The OP isn’t just talking about a differing political belief though - the belief this woman has is directly offensive to her family, her child, and her whole identity. Don’t you get what the difference is? Assuming you are white and imagine you’re married to a non-white person and have mixed race kids. Imagine if a white acquaintance invited you and your kids to their house then you saw posts on SM from them that said they don’t agree with interracial marriage. They wouldn’t have to say much more than that for you to know it’s because they’re a racist, they believe any other skin colour is inferior to white, so they believe your partner and children are sub-human. Would you be happy to spend time and make polite conversation with this person? Would you risk them saying something racist in front of your child? If you haven’t been discriminated against for who you are then you have no idea what it feels like to be around people who disagree with your very existence

The OP has said the ‘friend’s’ reaction was to the story of the male gay couple who allegedly murdered a child that had been placed in their care. There was some nuance to the reaction even if that doesn’t suit your knee jerk reaction straight to unbridled bigotry.

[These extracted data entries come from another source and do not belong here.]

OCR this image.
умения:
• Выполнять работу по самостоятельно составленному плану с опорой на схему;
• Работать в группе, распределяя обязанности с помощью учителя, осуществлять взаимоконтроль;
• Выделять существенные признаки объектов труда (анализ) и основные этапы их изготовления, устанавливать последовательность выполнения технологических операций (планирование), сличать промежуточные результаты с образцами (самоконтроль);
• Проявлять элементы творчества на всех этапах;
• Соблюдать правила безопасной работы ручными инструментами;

Iatethelastbiscuit · Today 18:41

Jesstica · Today 18:16

Do people really want to be engaged with or educated? I've already been accused on this thread of being judgy or preachy

Personally I rarely find people take kindly to that or want to be challenged politically by someone unprovoked.

I don't think people want their soft play with a side of political judgement on either side.

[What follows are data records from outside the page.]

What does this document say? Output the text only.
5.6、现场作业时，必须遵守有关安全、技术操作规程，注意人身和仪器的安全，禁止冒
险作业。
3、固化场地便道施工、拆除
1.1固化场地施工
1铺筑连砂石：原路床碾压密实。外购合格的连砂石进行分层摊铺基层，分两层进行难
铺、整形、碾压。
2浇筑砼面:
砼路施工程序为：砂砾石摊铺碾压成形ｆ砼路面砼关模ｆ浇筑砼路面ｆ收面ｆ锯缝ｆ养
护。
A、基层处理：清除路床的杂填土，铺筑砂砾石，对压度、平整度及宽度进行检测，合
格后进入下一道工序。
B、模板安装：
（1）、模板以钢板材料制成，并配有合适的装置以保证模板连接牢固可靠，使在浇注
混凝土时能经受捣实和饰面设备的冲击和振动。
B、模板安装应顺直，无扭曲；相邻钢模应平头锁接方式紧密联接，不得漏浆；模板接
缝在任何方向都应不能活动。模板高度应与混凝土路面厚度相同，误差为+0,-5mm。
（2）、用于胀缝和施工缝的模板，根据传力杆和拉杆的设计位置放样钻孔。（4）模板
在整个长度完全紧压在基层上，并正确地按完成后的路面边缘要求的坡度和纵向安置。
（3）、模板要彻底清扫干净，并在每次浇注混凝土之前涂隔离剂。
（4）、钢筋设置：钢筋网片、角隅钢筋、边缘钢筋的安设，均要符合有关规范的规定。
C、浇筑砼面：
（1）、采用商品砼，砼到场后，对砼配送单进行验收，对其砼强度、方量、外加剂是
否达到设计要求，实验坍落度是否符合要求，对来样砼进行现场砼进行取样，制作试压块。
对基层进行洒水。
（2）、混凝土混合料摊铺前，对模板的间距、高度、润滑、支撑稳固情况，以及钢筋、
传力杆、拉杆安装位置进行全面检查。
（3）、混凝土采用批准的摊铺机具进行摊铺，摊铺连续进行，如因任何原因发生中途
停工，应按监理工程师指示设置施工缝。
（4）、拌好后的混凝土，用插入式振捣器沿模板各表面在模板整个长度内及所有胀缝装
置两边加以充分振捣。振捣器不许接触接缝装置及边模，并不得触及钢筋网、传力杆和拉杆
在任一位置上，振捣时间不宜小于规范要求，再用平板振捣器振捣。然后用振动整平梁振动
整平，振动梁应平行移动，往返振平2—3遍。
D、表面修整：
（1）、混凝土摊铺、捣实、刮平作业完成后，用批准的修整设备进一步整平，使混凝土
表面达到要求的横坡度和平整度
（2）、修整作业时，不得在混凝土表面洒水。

I think if someone (especially someone who is presumably still fairly young if she has a nursery age child) has got to 2026 and still holds these bigoted views it’s not because they aren’t educated, it’s because they’re hateful..possibly ignorant as well but I agree no adult takes kindly to “being educated”, especially not by a virtual stranger on a play date! Also it’s not your responsibility to educate her

Iatethelastbiscuit · Today 18:46

EvangelicalAboutButteredToast · Today 18:40

The OP has said the ‘friend’s’ reaction was to the story of the male gay couple who allegedly murdered a child that had been placed in their care. There was some nuance to the reaction even if that doesn’t suit your knee jerk reaction straight to unbridled bigotry.

What has the fact that they’re a gay couple got to do with the fact they murdered and abused their adopted child?! Do you know how many fostered/adopted children have been abused by straight couples? Does anyone mention their sexuality in these cases? No. Jeeez this reminds me of back in the day when people used to think gay men must be peados 🤣

JoshLymanSwagger · Today 18:46

@Jesstica Your little one is 3? Then you and your wife get to choose who they have playdates with.
Cancel it. You don't need that kind of attitude around your children.

EvangelicalAboutButteredToast · Today 18:49

Iatethelastbiscuit · Today 18:46

What has the fact that they’re a gay couple got to do with the fact they murdered and abused their adopted child?! Do you know how many fostered/adopted children have been abused by straight couples? Does anyone mention their sexuality in these cases? No. Jeeez this reminds me of back in the day when people used to think gay men must be peados 🤣

Why whataboutery the facts? It’s okay to recognise that two gay males sexually abused a baby to death alongside recognising that other males, not in a gay relationship, have also violently abused children. When you aren’t wrapped up in needing to be right you can recognise the common denominator here are males. Violent men and absolutely nothing to to do with lesbians.